You can decide which web 2.0 technology you’re going to bind to the service running. We don’t really have objects.

Attendee: In a massive scenario, isn’t the overhead parsing the XML?

George Chrisanthakopoulos: This is for a human interacting. There is no XML here. I can do hundreds of thousands of these without going here. At the slower human speed, this is why this is here. You don’t write code for this. We present it here.

Henrik Frystyk Nielsen: Critical part is that performance has to be so good that you can write these without having to recode them, whichever node they’re on.

Attendee: What's your versioning story?

George Chrisanthakopoulos: You have a service already running..has been give a URI and some node. Here’s a service that’s already running. We capture the timestamp, stack trace, URI of everything. You can do dynamic filtering. So running, and you have a schema. So you say, OK I’ll dynamically start a new instance, give new URI, insert itself into the directory. The new service you create has a port RQ where it implements that state and responds to operations of the original version. It inserts itself twice. To you it looks like V1. But at the same time, it has inserted itself as V@. we have partners. We will show you a list of other aliases and other things your service implements. You can go to V1 front end of the service and find that also implements V2. Our concurrency tells you I want the V1 applications to be exclusive.

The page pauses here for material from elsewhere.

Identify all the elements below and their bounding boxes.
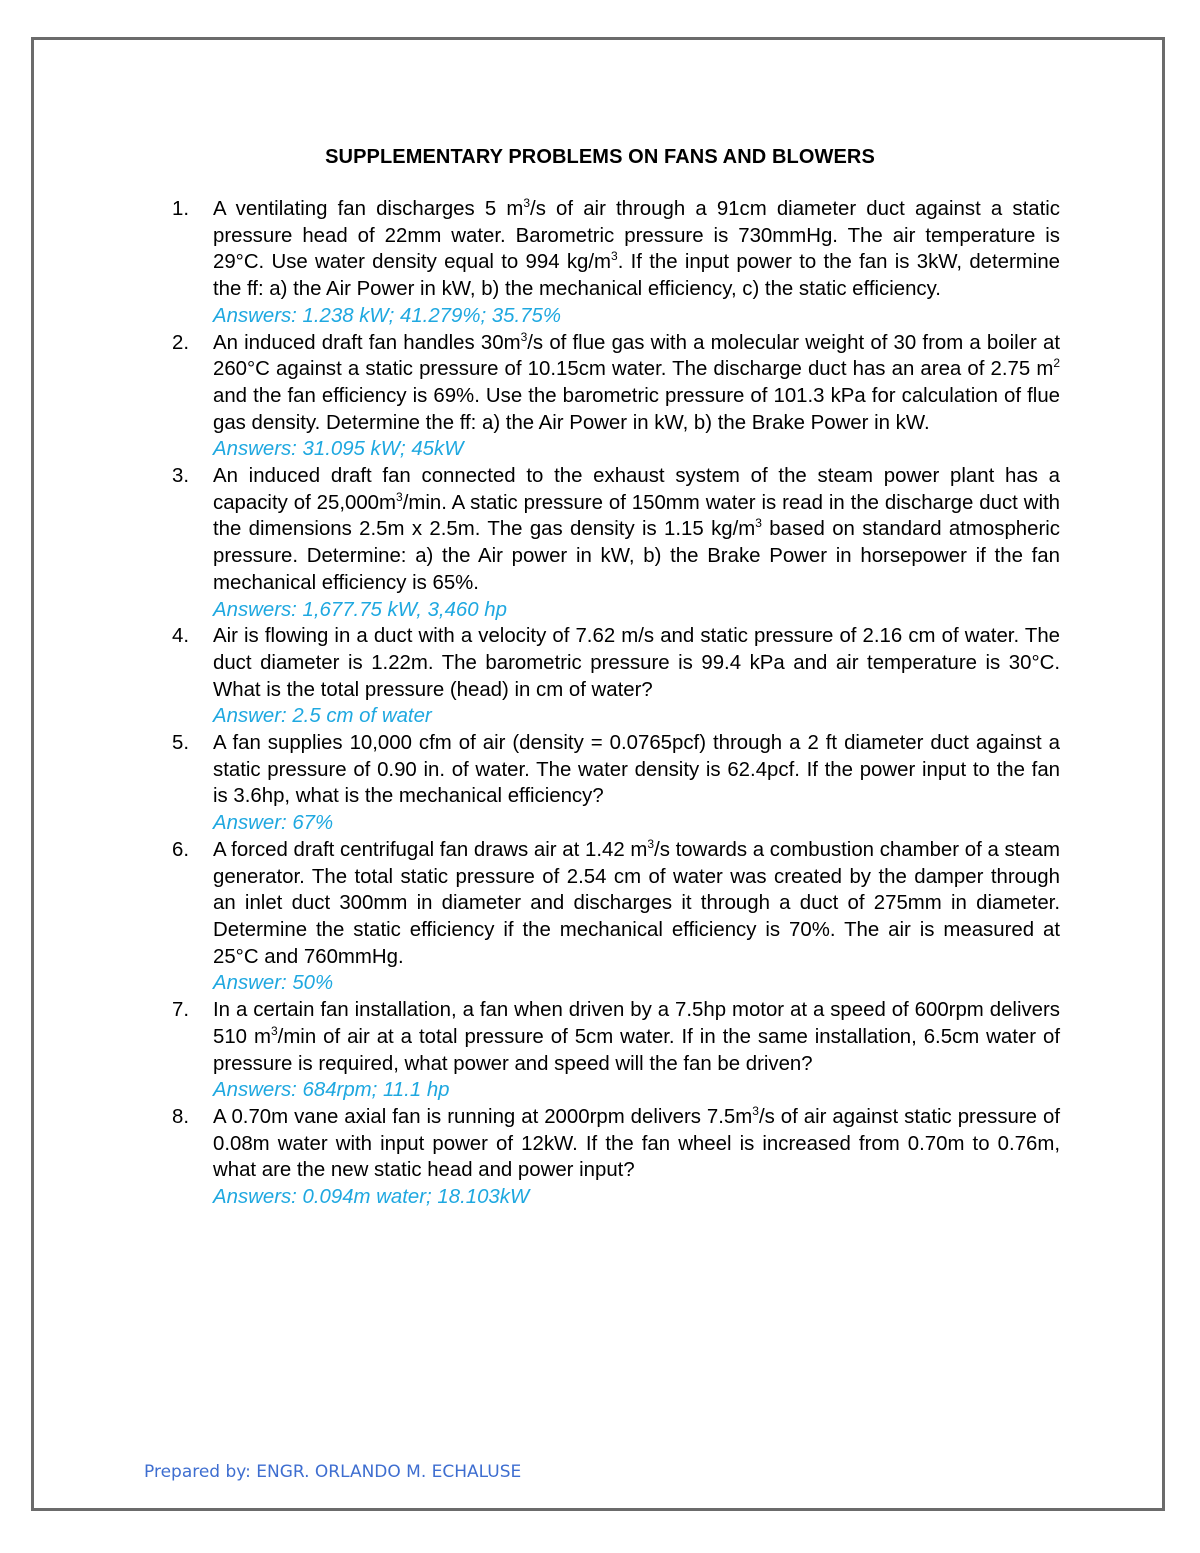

Or concurrent. So all you do is declare them concurrent. We have actually run up to 64 core systems. So the run time gives you help to link them and manage them. They’re both there. there’s no hiding.

Henrik Frystyk Nielsen: Hugely advantageous in a distributed system.. You have to be able to roll new services in and have the existing ones work without knowing anything about the new services. We were not going to run out of URI’s.

Attendee: You’ve been saying that the services are stateful. So your service is a resource and does not focus and encapsulate processes. So someone else has to build processes outside the scope of your services?

George Chrisanthakopoulos: Yes you have to compose so it will bottom up. But as you said, some services are not that simple. May be a fusion system.It’s state is like running state of the system. So that’s little more complicated. To you it extracts their state. But each cell can have a meaningful state. So while we separate state from behavior, it can have no state of its own that’s meaningful.

Henrik Frystyk Nielsen: Services is really the extraction we have. How to write something extra? You write a service that says what you need to do, and hook that in. It trickles all the way down. It’s about hooking services to make them easy to compose and to consume. At the end of the day, still ends up with something that looks like a document.

George Chrisanthakopoulos: This particular robot in the middle has a collection of services. Let me show you something that has to do with versioning. Services with a bumper contract. The doc is nothing more than a time stamp comes down to are you pressed or not pressed? That’s all it comes down to. in the end, this services has a state of pressed or not pressed. So you can subscribe with a standing query. Whenever that changes, we forward hundreds of thousands of our notifications. So fine. That’s what you did in V1. Later, someone said we want an alternative face to it. So here you see a second URI. It is a generic version of the bumper. But it’s a form of versioning. You’re transparent to the other one. You don’t know if Microsoft or IBM. Look there is a partner here. So if you click on this guy, you’re back to V1. Lasers, by the way, have message loads that are very similar. Sixty times per second, they lend you a list of integers. They did a cylindrical projection. It’s a very basic concept, and so basic hard to explain to people. But actually scales massively. People are adopting this kind of REST on the side. We don’t try to recover by having instrumentation, etc.